Un pasteur compétent règne sur son petit monde et veille de façon omnisciente et prévenante à son bien-être.
Et les brebis, – les fidèles – le reconnaissent… car il répond à leurs besoins : « Le Seigneur est mon berger, et je ne manquerai de rien » (Ps. 23, 1).

Philon souscrit à cette image et la reprend en la commentant de façon plus originale : Dieu qui veille à l’harmonie bien huilée du monde est le berger… du cosmos tout entier.
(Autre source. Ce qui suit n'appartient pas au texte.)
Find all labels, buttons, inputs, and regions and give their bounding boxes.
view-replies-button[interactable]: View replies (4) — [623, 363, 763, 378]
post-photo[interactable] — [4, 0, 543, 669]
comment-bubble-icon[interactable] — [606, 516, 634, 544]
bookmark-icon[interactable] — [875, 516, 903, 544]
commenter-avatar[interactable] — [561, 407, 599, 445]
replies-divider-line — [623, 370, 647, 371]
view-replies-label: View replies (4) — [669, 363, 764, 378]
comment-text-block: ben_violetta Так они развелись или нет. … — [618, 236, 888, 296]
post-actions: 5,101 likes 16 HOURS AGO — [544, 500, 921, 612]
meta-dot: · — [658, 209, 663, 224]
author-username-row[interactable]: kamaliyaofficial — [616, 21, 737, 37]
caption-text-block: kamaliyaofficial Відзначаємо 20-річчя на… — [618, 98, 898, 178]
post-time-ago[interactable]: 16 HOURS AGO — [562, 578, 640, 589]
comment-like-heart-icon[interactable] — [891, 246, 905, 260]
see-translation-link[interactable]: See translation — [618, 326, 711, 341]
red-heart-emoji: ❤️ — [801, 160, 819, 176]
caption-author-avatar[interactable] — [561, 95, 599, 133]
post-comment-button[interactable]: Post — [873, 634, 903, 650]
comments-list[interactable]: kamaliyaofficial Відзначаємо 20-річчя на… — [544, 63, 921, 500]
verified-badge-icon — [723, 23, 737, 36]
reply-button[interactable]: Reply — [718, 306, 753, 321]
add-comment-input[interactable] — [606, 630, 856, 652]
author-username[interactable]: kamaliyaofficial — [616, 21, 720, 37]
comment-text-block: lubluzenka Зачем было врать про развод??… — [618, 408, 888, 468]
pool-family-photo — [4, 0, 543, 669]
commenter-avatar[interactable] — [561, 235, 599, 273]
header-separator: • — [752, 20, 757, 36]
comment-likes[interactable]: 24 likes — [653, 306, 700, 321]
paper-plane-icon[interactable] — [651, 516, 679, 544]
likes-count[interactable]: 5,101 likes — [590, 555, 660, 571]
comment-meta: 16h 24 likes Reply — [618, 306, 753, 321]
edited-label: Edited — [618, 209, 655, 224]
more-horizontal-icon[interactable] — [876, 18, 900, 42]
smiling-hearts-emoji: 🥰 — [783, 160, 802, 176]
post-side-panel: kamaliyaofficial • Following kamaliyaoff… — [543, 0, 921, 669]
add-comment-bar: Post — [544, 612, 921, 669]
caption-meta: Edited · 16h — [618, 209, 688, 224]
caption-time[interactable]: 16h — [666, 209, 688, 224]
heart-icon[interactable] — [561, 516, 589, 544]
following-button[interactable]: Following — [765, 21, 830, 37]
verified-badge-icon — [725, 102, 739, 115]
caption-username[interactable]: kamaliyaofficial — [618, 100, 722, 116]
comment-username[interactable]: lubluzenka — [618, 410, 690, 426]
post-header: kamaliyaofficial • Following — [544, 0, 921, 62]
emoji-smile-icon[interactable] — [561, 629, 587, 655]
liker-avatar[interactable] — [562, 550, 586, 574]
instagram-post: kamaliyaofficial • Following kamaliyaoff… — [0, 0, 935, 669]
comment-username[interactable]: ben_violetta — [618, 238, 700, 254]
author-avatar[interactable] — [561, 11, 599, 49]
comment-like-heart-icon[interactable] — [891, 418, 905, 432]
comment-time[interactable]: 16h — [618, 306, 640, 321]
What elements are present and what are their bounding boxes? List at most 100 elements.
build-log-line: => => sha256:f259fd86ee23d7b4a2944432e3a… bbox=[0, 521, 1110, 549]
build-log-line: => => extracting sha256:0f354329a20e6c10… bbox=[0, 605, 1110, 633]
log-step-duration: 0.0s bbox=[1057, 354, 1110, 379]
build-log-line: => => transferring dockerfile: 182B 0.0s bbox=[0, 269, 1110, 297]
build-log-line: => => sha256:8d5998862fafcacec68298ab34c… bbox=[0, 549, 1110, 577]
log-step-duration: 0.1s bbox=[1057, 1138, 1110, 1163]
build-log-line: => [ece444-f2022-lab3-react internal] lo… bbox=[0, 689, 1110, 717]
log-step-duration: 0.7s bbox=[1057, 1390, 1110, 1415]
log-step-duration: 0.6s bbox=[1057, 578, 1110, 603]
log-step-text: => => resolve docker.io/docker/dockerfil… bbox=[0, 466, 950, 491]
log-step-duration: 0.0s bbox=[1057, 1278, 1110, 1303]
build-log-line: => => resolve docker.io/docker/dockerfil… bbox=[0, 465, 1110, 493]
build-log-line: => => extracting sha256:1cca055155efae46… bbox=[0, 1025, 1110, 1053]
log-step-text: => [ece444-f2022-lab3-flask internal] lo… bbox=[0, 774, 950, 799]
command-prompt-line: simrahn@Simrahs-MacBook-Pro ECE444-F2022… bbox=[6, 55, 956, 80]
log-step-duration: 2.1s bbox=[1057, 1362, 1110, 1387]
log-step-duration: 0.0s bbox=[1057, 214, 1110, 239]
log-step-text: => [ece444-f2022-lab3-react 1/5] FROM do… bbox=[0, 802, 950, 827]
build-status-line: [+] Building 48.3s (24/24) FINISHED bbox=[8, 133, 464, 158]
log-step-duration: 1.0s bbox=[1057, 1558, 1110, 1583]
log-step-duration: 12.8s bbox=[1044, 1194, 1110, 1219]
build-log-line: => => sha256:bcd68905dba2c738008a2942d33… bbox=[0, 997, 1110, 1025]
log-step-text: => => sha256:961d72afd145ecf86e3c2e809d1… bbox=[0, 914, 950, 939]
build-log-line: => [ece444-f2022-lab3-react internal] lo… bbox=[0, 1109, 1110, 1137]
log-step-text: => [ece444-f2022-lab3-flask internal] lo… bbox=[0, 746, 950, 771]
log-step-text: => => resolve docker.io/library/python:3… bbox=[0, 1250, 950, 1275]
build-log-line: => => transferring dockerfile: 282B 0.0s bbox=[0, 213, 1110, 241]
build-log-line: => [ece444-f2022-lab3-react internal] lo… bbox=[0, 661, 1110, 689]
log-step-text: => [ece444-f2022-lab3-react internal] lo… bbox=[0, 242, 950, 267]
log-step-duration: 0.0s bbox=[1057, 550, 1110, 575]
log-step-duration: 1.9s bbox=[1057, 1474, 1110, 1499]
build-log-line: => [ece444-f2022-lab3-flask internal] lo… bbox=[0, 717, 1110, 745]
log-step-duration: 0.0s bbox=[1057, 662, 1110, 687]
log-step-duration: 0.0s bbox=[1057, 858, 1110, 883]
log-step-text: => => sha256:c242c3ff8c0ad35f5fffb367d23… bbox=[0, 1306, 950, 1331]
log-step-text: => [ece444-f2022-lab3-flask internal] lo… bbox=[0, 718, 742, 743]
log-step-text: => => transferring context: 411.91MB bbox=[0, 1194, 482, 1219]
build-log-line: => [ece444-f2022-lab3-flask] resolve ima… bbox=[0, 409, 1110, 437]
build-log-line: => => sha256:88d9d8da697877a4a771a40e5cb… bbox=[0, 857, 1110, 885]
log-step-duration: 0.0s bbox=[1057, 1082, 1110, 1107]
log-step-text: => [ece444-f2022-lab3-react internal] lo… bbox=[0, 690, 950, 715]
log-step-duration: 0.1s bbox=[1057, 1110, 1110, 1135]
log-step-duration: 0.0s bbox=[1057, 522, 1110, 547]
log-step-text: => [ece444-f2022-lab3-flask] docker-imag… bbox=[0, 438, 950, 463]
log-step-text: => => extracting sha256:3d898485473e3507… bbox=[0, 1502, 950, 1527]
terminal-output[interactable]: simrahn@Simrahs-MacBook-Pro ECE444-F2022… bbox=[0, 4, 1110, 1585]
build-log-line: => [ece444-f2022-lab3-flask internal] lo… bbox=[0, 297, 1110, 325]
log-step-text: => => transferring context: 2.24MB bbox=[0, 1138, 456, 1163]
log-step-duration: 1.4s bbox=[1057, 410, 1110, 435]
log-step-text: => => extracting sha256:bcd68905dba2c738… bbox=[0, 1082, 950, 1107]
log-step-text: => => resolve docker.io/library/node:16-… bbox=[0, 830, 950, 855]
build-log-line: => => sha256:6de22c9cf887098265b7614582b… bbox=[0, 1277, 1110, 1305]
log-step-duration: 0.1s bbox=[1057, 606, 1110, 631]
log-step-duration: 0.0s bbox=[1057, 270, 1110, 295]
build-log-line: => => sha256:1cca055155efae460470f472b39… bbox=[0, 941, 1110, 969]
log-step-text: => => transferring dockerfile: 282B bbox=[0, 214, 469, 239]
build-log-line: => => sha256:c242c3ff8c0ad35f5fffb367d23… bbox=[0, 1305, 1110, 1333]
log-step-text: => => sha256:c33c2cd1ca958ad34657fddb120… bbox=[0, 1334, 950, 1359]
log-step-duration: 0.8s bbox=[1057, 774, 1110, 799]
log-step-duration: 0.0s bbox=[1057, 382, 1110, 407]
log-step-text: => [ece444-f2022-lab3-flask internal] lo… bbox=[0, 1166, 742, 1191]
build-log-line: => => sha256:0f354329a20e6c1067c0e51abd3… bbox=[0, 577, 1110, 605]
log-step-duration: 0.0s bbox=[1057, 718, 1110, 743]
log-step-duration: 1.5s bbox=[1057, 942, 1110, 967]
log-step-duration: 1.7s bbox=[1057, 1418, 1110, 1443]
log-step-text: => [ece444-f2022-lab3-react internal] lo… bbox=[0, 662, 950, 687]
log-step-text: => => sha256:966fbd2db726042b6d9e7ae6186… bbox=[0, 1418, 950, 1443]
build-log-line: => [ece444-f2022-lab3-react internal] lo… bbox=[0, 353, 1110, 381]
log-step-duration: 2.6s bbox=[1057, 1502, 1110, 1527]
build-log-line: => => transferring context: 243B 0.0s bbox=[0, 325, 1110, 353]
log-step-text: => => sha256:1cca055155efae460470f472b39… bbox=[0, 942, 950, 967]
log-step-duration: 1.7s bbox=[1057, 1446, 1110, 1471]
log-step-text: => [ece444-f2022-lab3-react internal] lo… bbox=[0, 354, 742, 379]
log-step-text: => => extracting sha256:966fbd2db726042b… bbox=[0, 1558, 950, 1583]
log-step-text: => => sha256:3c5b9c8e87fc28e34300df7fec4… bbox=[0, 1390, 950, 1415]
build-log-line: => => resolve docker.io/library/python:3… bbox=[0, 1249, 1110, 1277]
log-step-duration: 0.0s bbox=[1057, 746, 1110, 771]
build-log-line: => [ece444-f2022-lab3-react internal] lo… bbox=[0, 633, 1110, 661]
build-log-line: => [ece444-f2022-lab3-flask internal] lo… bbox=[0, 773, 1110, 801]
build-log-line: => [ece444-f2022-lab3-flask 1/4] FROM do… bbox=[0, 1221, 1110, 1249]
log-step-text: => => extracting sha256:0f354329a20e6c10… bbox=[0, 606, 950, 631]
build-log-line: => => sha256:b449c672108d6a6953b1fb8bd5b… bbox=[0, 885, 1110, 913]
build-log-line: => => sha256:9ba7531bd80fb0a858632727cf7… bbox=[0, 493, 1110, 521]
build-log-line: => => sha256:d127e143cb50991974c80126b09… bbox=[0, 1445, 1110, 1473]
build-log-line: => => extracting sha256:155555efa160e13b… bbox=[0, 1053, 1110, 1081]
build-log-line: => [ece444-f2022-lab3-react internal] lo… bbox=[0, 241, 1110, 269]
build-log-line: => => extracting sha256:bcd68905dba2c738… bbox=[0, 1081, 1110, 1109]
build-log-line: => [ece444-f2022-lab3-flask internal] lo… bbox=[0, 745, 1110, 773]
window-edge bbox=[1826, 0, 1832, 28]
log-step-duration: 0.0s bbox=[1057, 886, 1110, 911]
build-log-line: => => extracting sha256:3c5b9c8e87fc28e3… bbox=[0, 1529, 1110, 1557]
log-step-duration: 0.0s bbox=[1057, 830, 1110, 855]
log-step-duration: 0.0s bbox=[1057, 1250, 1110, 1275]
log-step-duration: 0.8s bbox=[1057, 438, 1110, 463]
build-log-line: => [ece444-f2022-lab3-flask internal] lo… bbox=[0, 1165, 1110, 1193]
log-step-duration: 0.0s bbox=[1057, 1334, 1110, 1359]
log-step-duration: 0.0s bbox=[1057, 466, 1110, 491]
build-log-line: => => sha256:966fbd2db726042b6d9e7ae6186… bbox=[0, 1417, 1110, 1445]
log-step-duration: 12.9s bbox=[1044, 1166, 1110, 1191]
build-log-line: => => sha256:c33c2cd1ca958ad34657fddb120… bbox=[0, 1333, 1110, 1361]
Cette image s’explique non par la puissance de Dieu ou son autorité, mais parce que « son habitude est d’accorder le bien en plénitude et en perfection à tout ce qui est » : c’est précisément ce que dispense le berger à ses ouailles.
Chez le berger de la campagne comme chez le berger intemporel, il y a humilité en même temps qu’autorité : il est au service de chaque être composant son troupeau… mais c’est lui qui gère pour leur bien commun, et les brebis lui en sont reconnaissantes.
D’où inversement, chez Zacharie, la pire menace de Yahvé à son peuple est celle du roi le plus terrifiant, berger sanglant, ogre cruel qui dévorera son troupeau
Car voici, je susciterai dans le pays un pasteur qui n’aura pas souci des brebis qui périssent ; il n’ira pas à la recherche des plus jeunes, il ne guérira pas les blessées, il ne soignera pas les saines ; mais il dévorera la chair des plus grasses, et il déchirera jusqu’aux cornes de leurs pieds. Un vaurien de pasteur qui abandonne le troupeau !
Zacharie 11, 15-17
L’historique antique montre ainsi que, selon une opinion générale et presque immémoriale dans le bassin méditerranéen et en Israël, les qualités des bergers donnent des motifs de comparaison aux rois, aux sages et même aux sauveurs des peuples…
Dans la suite, c’est l’Évangile qui infléchira cette opinion positive dans un sens encore inouï… Leur présence à la naissance de Jésus selon Luc est à lire dans cette optique.